Researchers from the Faculty of Sciences of the University of Porto are studying the microbiota of wheat in order to, through fermentation of this cereal, create a new food that combines “health and taste” in the same recipe.
In a statement, the institution adds that, despite being fundamental, wheat is, at the same time, seen as “a villain” per “cause less desirable changes in the body”such as food allergies and intolerances.
“At issue is the composition of wheat, which may be modulated by the microbiota [flora intestinal]”he stresses, clarifying that, within the framework of the European Wheatbiome project, researchers will look into the microbiota to “come up with a new food”based on wheat fermentation.
In a first phase, the team will study the wheat microbiota in the soil and in the plant to try to understand how immunogenicity is affected [capacidade de desencadear uma resposta imunitária no organismo] and the nutritional quality of this cereal.

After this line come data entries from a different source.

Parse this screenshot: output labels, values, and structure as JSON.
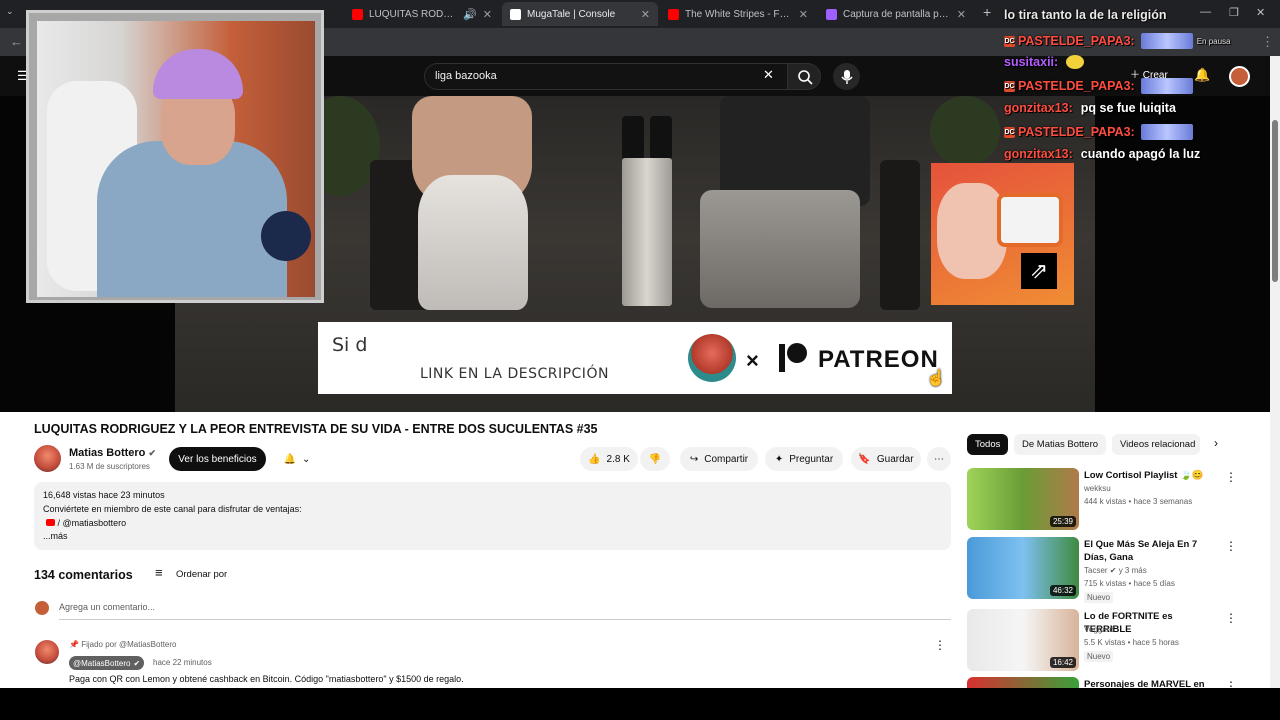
{
  "browser": {
    "tabs": [
      {
        "title": "",
        "favicon_color": "#e74c3c"
      },
      {
        "title": "",
        "favicon_color": "#ff0000"
      },
      {
        "title": "LUQUITAS RODRIGUEZ Y LA",
        "favicon_color": "#ff0000"
      },
      {
        "title": "MugaTale | Console",
        "favicon_color": "#ffffff"
      },
      {
        "title": "The White Stripes - Fell In Love",
        "favicon_color": "#ff0000"
      },
      {
        "title": "Captura de pantalla por Lightsl",
        "favicon_color": "#a05fff"
      }
    ],
    "new_tab": "+"
  },
  "youtube": {
    "search_value": "liga bazooka",
    "create_label": "Crear",
    "video_title": "LUQUITAS RODRIGUEZ Y LA PEOR ENTREVISTA DE SU VIDA - ENTRE DOS SUCULENTAS #35",
    "channel_name": "Matias Bottero",
    "subscribers": "1.63 M de suscriptores",
    "benefits_label": "Ver los beneficios",
    "likes": "2.8 K",
    "share_label": "Compartir",
    "ask_label": "Preguntar",
    "save_label": "Guardar",
    "banner": {
      "top_text": "Si d",
      "link_text": "LINK EN LA DESCRIPCIÓN",
      "x": "×",
      "patreon": "PATREON"
    },
    "description": {
      "views_time": "16,648 vistas  hace 23 minutos",
      "line2": "Conviértete en miembro de este canal para disfrutar de ventajas:",
      "line3": "/ @matiasbottero",
      "more": "...más"
    },
    "comments_count": "134 comentarios",
    "sort_label": "Ordenar por",
    "add_comment_placeholder": "Agrega un comentario...",
    "pinned_comment": {
      "pinned_by": "Fijado por @MatiasBottero",
      "author": "@MatiasBottero",
      "time": "hace 22 minutos",
      "text": "Paga con QR con Lemon y obtené cashback en Bitcoin. Código \"matiasbottero\" y $1500 de regalo."
    },
    "chips": [
      "Todos",
      "De Matias Bottero",
      "Videos relacionad"
    ],
    "related": [
      {
        "title": "Low Cortisol Playlist 🍃😊",
        "channel": "wekksu",
        "meta": "444 k vistas • hace 3 semanas",
        "duration": "25:39",
        "badge": "",
        "thumb": "#7fbf3f"
      },
      {
        "title": "El Que Más Se Aleja En 7 Días, Gana",
        "channel": "Tacser ✔ y 3 más",
        "meta": "715 k vistas • hace 5 días",
        "duration": "46:32",
        "badge": "Nuevo",
        "thumb": "#3a8fd0"
      },
      {
        "title": "Lo de FORTNITE es TERRIBLE",
        "channel": "Voggard",
        "meta": "5.5 K vistas • hace 5 horas",
        "duration": "16:42",
        "badge": "Nuevo",
        "thumb": "#dcdcdc"
      },
      {
        "title": "Personajes de MARVEL en",
        "channel": "",
        "meta": "",
        "duration": "",
        "badge": "",
        "thumb": "#d83030"
      }
    ]
  },
  "chat": {
    "lines": [
      {
        "user": "",
        "msg": "lo tira tanto la de la religión"
      },
      {
        "user": "PASTELDE_PAPA3:",
        "msg": "",
        "extra": "En pausa"
      },
      {
        "user": "susitaxii:",
        "msg": ""
      },
      {
        "user": "PASTELDE_PAPA3:",
        "msg": ""
      },
      {
        "user": "gonzitax13:",
        "msg": "pq se fue luiqita"
      },
      {
        "user": "PASTELDE_PAPA3:",
        "msg": ""
      },
      {
        "user": "gonzitax13:",
        "msg": "cuando apagó la luz"
      }
    ]
  },
  "colors": {
    "brand_red": "#ff0000",
    "chat_red": "#ff4c41",
    "chat_purple": "#b45cff"
  }
}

Cited in the statement, the researcher and co-coordinator of the project, Rosa Perez-Gregório, clarifies that protein expressions in a plant can “depend on the crop, the variety of wheat and where it is produced”.
“The same variety of wheat produced in different places, for example in Portugal and the Netherlands, may have different nutritional quality indicators and immunogenic protein quantity. What we want to evaluate is how the microbiota and the interaction of the soil microbiota and the plant can modulate this process”exemplifies the researcher of the Chemistry and Technology Network (REQUIMTE).

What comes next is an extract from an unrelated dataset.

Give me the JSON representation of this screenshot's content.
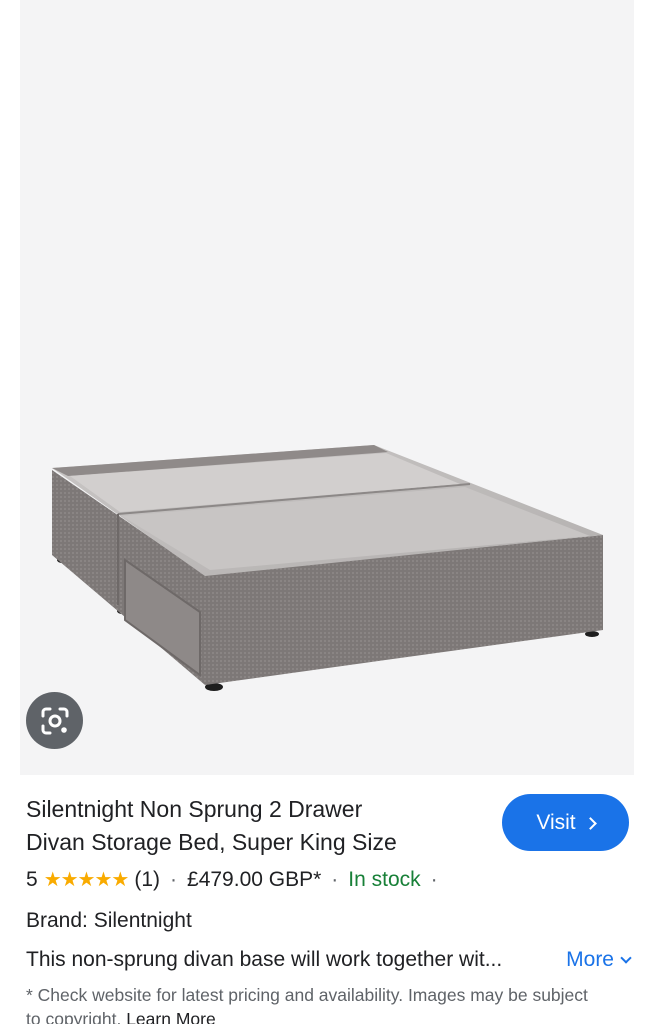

Also mentioned in the statement, researcher Susana Soares says that after being characterized, the team can use the “whole plant microbiota or parts of it to create a new food”.
Highlighting that wheat is “one of the most sustainable crops that exists”the researchers claim to be able to “make it even more sustainable”. In addition to making this cereal more sustainable, another of the project’s objectives is to use the microbiota to regulate agricultural practices, passing this knowledge on to farmers and other entities involved in the wheat production chain.
“If we know what are the best biotic and abiotic conditions that affect the microbiota and the quality of wheat, we can try to have wheat grown in other countries in Europe, which helps to reduce dependence on Ukraine by promoting local and more sustainable agriculture.”add the researchers.
Interaction with our microbiota
At the same time, the project also aims to reintroduce the by-product of the new food into the food chain, such as animal feed.
During the project, studies will be carried out in vitro to understand which are the best growing conditions and the best varieties to bet on, and subsequently a pre-selection of the products that pass to the in vivo.
In addition to the soil and the plant, the human microbiota will also be studied. “We want to see how the bacteria that are inside that food interact with our organism and with our own microbiota”, explains researcher Rosa Perez-Gregório.
The Wheatbiome project is funded by more than five million euros by the European Commission and will be developed over the next four years. In addition to REQUIMTE from the Faculty of Sciences of the University of Porto and GreenUPorto, the project also includes the School of Medicine of the Universidade Nova de Lisboa and 13 European entities from countries such as Spain, Lithuania, Holland, Poland and Hungary.